On Time, On Target

By measuring how vigorously tumor cells turn on “self-destruct” signals when exposed to different cancer drugs, a novel lab test can predict within less than 24 hours which agent is most likely to work against a particular tumor, according to research from Harvard Medical School and Dana-Farber Cancer Institute.

The scientists say this technique could lead to more reliable and rapid tools for “personalizing” cancer treatments than those that are now available. Clinical testing has already begun.

A team led by oncologist Anthony Letai, HMS associate professor of medicine at Dana-Farber, reported in the February 26, 2015, online edition of the journal Cell that the test consistently predicted the “winner” among many drugs tested against a wide variety of cancer cells in the laboratory. In most cases, the answer emerged 16 hours after the anticancer compounds were mixed with tumor cells.

“We demonstrated that [the test] can be exploited to select among many therapies the one that is best for a single tumor,” the researchers wrote. “We also demonstrated that it can select among many patients those [who] are most likely to respond to a single therapy.”

The technique, dynamic BH3 profiling, or DBP, is designed to detect the earliest signs that a cancer cell treated with a drug is beginning to destroy itself through apoptosis, a natural quality-control process that rids the body of unneeded or dangerously abnormal cells.

Cancer cells can survive by blocking the molecular signals that trigger apoptosis. Most chemotherapy treatments work by inducing a wave of “pro-death” signals in cancer cells to overcome the cells’ survival signals. The death process may take several days, but with the DBP test, scientists can identify which drug or drug combination has most effectively jump-started pro-death signaling.

“This new technique represents a completely novel approach to precision medicine because we can test possible treatment directly on patient samples to guide cancer therapy,” said Joan Montero, HMS research fellow in medicine in Dana-Farber’s Letai lab and the first author on the report.

The test must be performed on living tumor cells that were removed during surgery or a biopsy or were frozen in a manner that leaves the cells viable. It will not work on tumor samples that have been preserved in formalin, the investigators said.

In their research, the scientists exposed cancer cells to a long list of “targeted” drugs that block different overactive signaling pathways that prod cancer cells into unruly growth. The drugs were tested against many different types of cancer cells, including non-small cell lung cancers, breast cancers, colon cancers, leukemia, lymphoma and multiple myeloma.

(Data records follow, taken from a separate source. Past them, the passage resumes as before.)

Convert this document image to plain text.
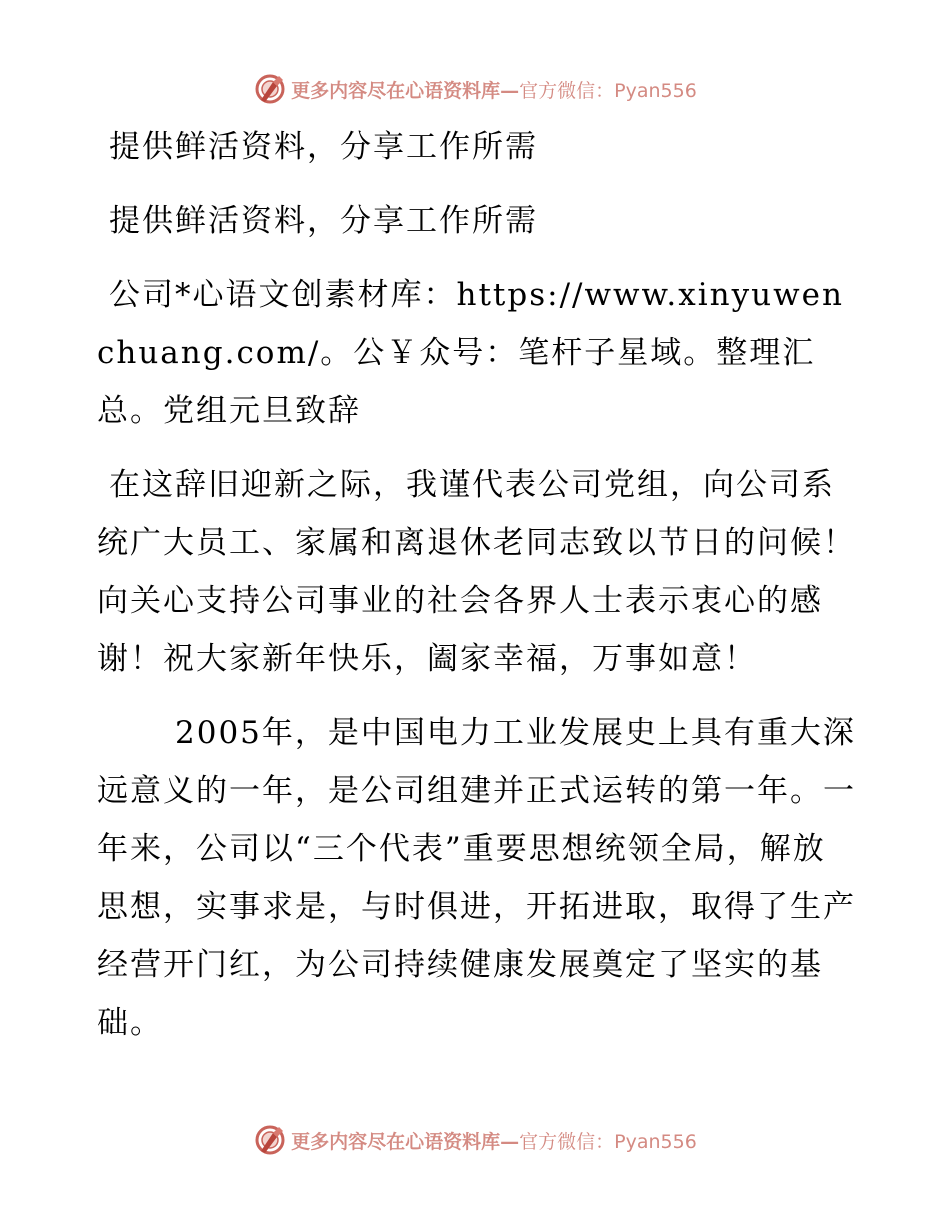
更多内容尽在心语资料库— 官方微信：Pyan556

提供鲜活资料，分享工作所需

提供鲜活资料，分享工作所需

公司*心语文创素材库：https://www.xinyuwenchuang.com/。公￥众号：笔杆子星域。整理汇总。党组元旦致辞

在这辞旧迎新之际，我谨代表公司党组，向公司系统广大员工、家属和离退休老同志致以节日的问候！向关心支持公司事业的社会各界人士表示衷心的感谢！祝大家新年快乐，阖家幸福，万事如意！

2005年，是中国电力工业发展史上具有重大深远意义的一年，是公司组建并正式运转的第一年。一年来，公司以“三个代表”重要思想统领全局，解放思想，实事求是，与时俱进，开拓进取，取得了生产经营开门红，为公司持续健康发展奠定了坚实的基础。

更多内容尽在心语资料库— 官方微信：Pyan556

“Regardless of the pathway inhibited, or what kind of cell the cancer started in, early drug-induced death signaling predicted later cytotoxicity,” said Letai. “We can take an early peek to see if the cancer cell is being pushed toward death. What makes this especially powerful is that we’re not restricted to using one drug at a time, [so] it can test the effectiveness of combinations.”

In an experiment using ovarian cancer cells removed from 16 patients, DBP testing was used to predict which tumors would respond to carboplatin, a standard chemotherapy drug. Patients whose cells responded strongly in the laboratory experienced significantly longer delays before their disease progressed.

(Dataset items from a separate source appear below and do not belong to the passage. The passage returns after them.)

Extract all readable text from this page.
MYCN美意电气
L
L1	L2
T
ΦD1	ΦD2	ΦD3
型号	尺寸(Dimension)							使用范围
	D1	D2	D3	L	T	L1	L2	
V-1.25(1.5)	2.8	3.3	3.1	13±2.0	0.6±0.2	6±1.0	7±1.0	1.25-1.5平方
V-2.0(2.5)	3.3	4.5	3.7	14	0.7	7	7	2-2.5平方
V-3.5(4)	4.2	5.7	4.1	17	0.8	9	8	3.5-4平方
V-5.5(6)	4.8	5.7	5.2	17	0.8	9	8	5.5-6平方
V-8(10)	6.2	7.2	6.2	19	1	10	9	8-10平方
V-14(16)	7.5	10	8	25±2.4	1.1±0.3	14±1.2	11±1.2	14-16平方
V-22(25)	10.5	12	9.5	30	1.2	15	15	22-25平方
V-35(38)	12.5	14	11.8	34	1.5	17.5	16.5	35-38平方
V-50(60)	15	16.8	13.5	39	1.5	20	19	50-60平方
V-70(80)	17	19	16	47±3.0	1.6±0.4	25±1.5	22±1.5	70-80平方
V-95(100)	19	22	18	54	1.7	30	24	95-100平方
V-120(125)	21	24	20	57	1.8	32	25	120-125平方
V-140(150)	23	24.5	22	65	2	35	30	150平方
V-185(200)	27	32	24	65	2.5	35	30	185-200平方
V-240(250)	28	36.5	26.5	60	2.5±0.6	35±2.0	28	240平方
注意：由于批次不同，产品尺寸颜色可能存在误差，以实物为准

A major current thrust of precision cancer medicine is to test a patient’s tumor for DNA mutations that have been found to make the cancer sensitive to certain drugs that target those mutations. This isn’t always successful, and most tumors likely have properties beyond mutations that determine their responsiveness to drugs.

The authors of the new study said the DBP method is potentially more powerful because it tests the cancer drugs of interest directly on cells from the patient’s tumor and quickly determines which drugs can kill the cancer.

Going forward, the investigators plan to test the predictive power of DBP technique on samples from patients entering clinical trials and monitor whether their outcomes correlate with the test results. Once this initial testing is done, they anticipate using DBP in the clinic in the next couple of years.

The research was supported by National Institutes of Health grants R01CA129974, RO1CA135257, P01CA068484, P01CA139980 and U01CA152990.